Игорь надевает шлем и то ли не слышит, то ли игнорирует мое последнее замечание. Мотоцикл оживает. Я прижимаюсь к плечу Игоря. Несмотря на пластиковое забрало, в ноздри проникает горьковатый аромат его кожи. Я так глубоко втягиваю носом воздух, что голова идет кругом. Приходится сильнее прижаться к спине Игоря, чтобы не свалиться с мотоцикла на повороте. Мы останавливаемся возле странного двухэтажного здания, больше напоминающего кирпичную коробку. Я снимаю шлем, чтобы убедиться, что зрение меня не подводит: к стене прибиты два настоящих мотоцикла. Игорь, сидя, осматривает здание так, будто, как и я, видит его впервые. Картина ему явно нравится. Он довольно кивает и, раскинув руки, объявляет:
— Добро пожаловать в святую святых байкерского движения! Батон, открывай! — кричит двустворчатым металлическим дверям.
Полминуты спустя одна из створок открывается, и на пороге нас встречает кучерявый парень в огромных пластиковых очках и комбинезоне. Улыбаясь во все тридцать два зуба, он кричит:
— Батон, Батон! Че сразу Батон…
Увидев меня, он замирает на полуслове. Игорь отодвигает окаменевшего парня в сторону и пропускает меня вперед. Батон неожиданно приходит в себя и, подпрыгивая, убегает в глубь здания. Через минуту оттуда доносится крик:
— Мужики, шеф модель притащил!
— Какую? Серия? Номер? — раздаются голоса в ответ.
— Топ-модель, самую настоящую, одни ноги два метра!
Игорь пропускает крики мимо ушей и подталкивает меня вперед. Мы проходим по коридору вдоль расставленных в ряд мотоциклов.
— Это трупы, — машет в их сторону Игорь. — Что у нас здесь? — приподнимает полиэтиленовый чехол на одном из мотоциклов. — Тоже труп, — переходит к следующему и чуть не подпрыгивает от радости. — Смотри, какая красота!

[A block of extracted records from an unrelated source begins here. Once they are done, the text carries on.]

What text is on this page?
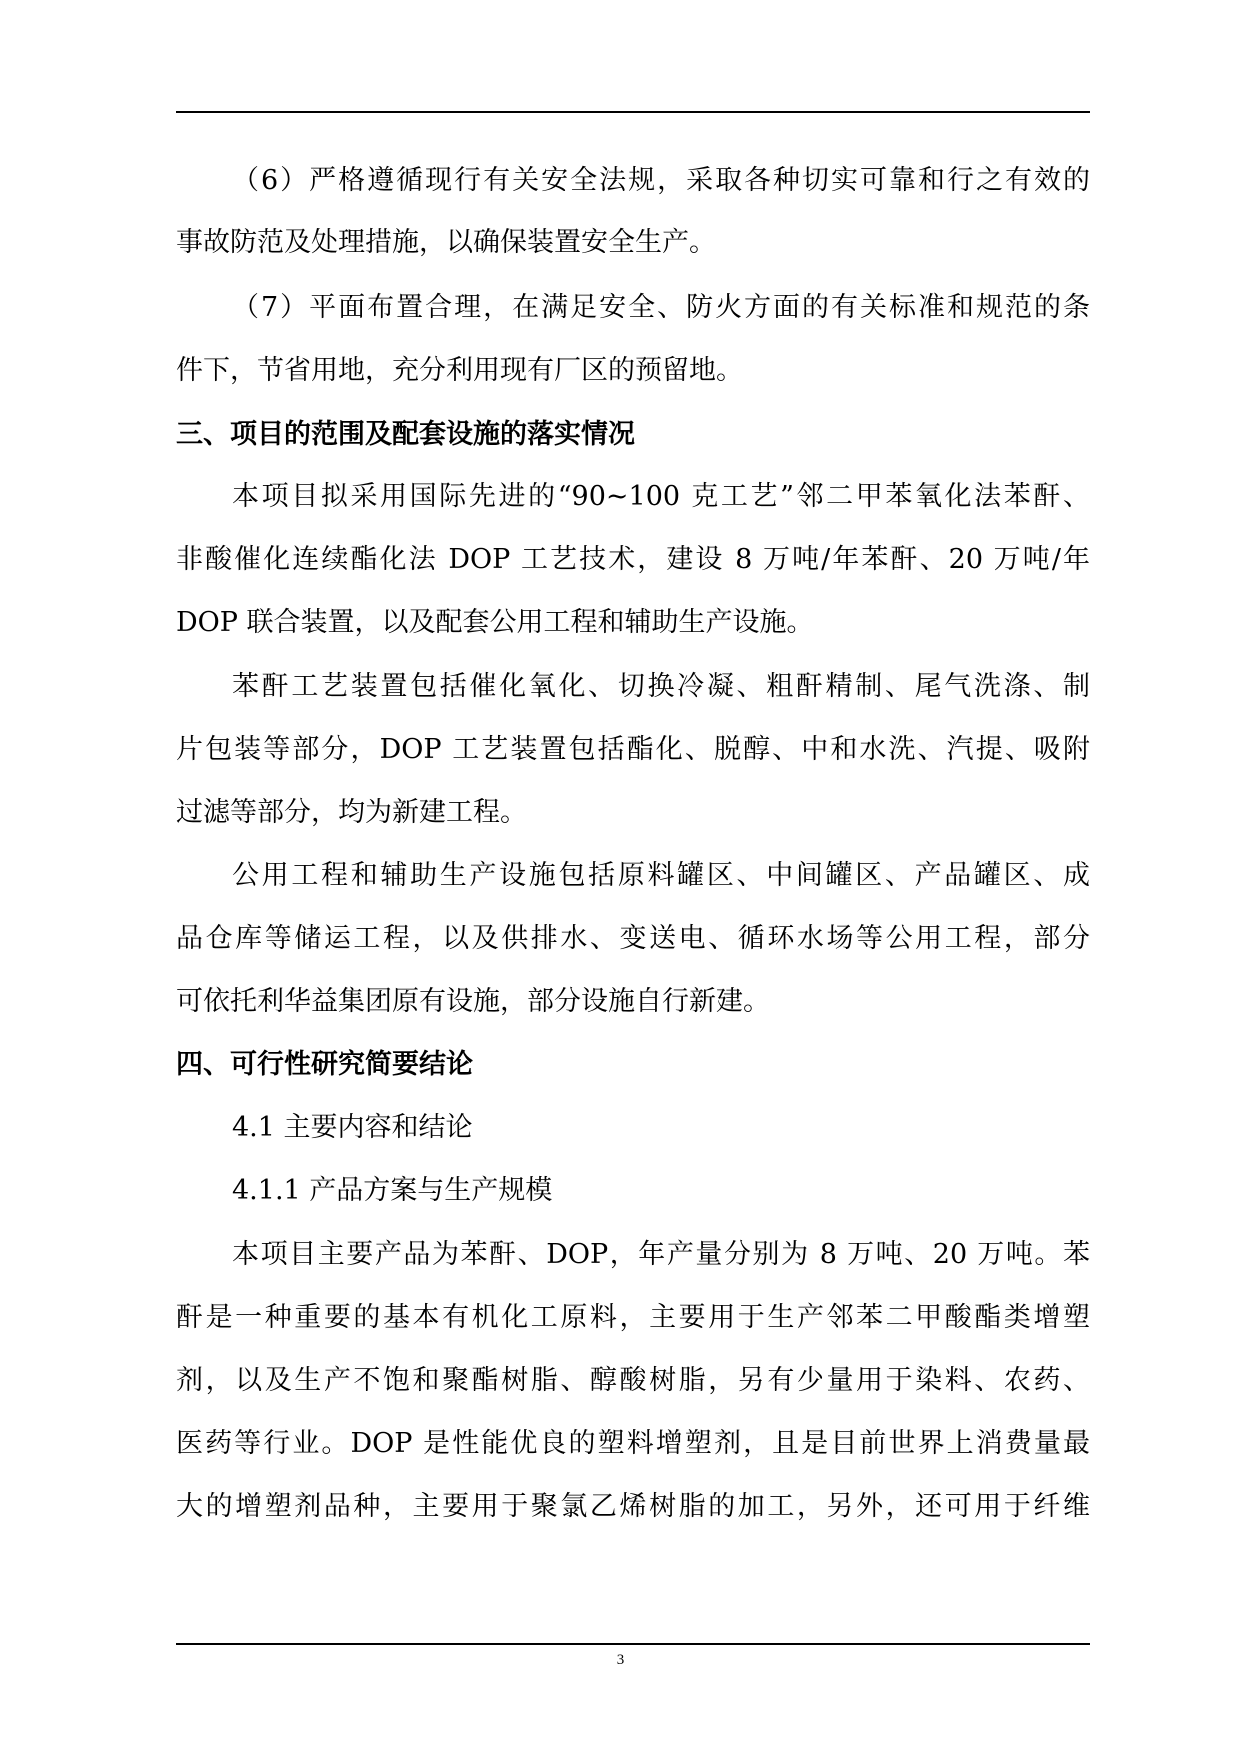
（6）严格遵循现行有关安全法规，采取各种切实可靠和行之有效的
事故防范及处理措施，以确保装置安全生产。
（7）平面布置合理，在满足安全、防火方面的有关标准和规范的条
件下，节省用地，充分利用现有厂区的预留地。
三、项目的范围及配套设施的落实情况
本项目拟采用国际先进的“90~100 克工艺”邻二甲苯氧化法苯酐、
非酸催化连续酯化法 DOP 工艺技术，建设 8 万吨/年苯酐、20 万吨/年
DOP 联合装置，以及配套公用工程和辅助生产设施。
苯酐工艺装置包括催化氧化、切换冷凝、粗酐精制、尾气洗涤、制
片包装等部分，DOP 工艺装置包括酯化、脱醇、中和水洗、汽提、吸附
过滤等部分，均为新建工程。
公用工程和辅助生产设施包括原料罐区、中间罐区、产品罐区、成
品仓库等储运工程，以及供排水、变送电、循环水场等公用工程，部分
可依托利华益集团原有设施，部分设施自行新建。
四、可行性研究简要结论
4.1 主要内容和结论
4.1.1 产品方案与生产规模
本项目主要产品为苯酐、DOP，年产量分别为 8 万吨、20 万吨。苯
酐是一种重要的基本有机化工原料，主要用于生产邻苯二甲酸酯类增塑
剂，以及生产不饱和聚酯树脂、醇酸树脂，另有少量用于染料、农药、
医药等行业。DOP 是性能优良的塑料增塑剂，且是目前世界上消费量最
大的增塑剂品种，主要用于聚氯乙烯树脂的加工，另外，还可用于纤维
3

На прошлой неделе покрасили.
Я нехотя наклоняюсь и заглядываю под чехол. С языка почти срываются слова: «Мы не за этим сюда приехали», но тут я замечаю яркий глянцевый бок мотоцикла и охаю от восхищения. Он на самом деле прекрасен: оранжевый корпус подсвечивает стальное обрамление, как заходящее солнце — морскую воду. Рука сама тянется потрогать эту красоту, но Игорь тащит меня в комнату, вдоль стен которой выстроились мотоциклы. В промежутках виднеются компьютерные столы, Игорь подводит меня к самому большому из них. На кожаном кресле висит настоящая байкерская куртка, с молниями и клепками. Именно этой детали не хватало, чтобы представить Игоря в образе байкера, только не шаблонного, с грязными сосульками волос и торчащей в стороны бородой, а неправдоподобно гламурного, с модной прической и легкой небритостью, будто сошедшего с обложки глянцевого журнала.
— Это мое кресло, — хвалится он.
— А я думала, у тебя личный кабинет. Ты же начальник!
— Я не конторская крыса. Я сам, этими руками, — подносит чистые пальцы с ухоженными ногтями к моему лицу он, — копаюсь в мотоциклах.
— Сколько человек здесь работает?
— Со мной пять, а без меня никто не работает.
— Шеф, у нас будет секретарша? — заглядывает Батон, пританцовывая под звуки старого рок-н-ролла, доносящегося из огромных, словно в кинотеатре, колонок. Следом за ним, хихикая, как маленькие дети, на пороге появляются еще трое мужчин.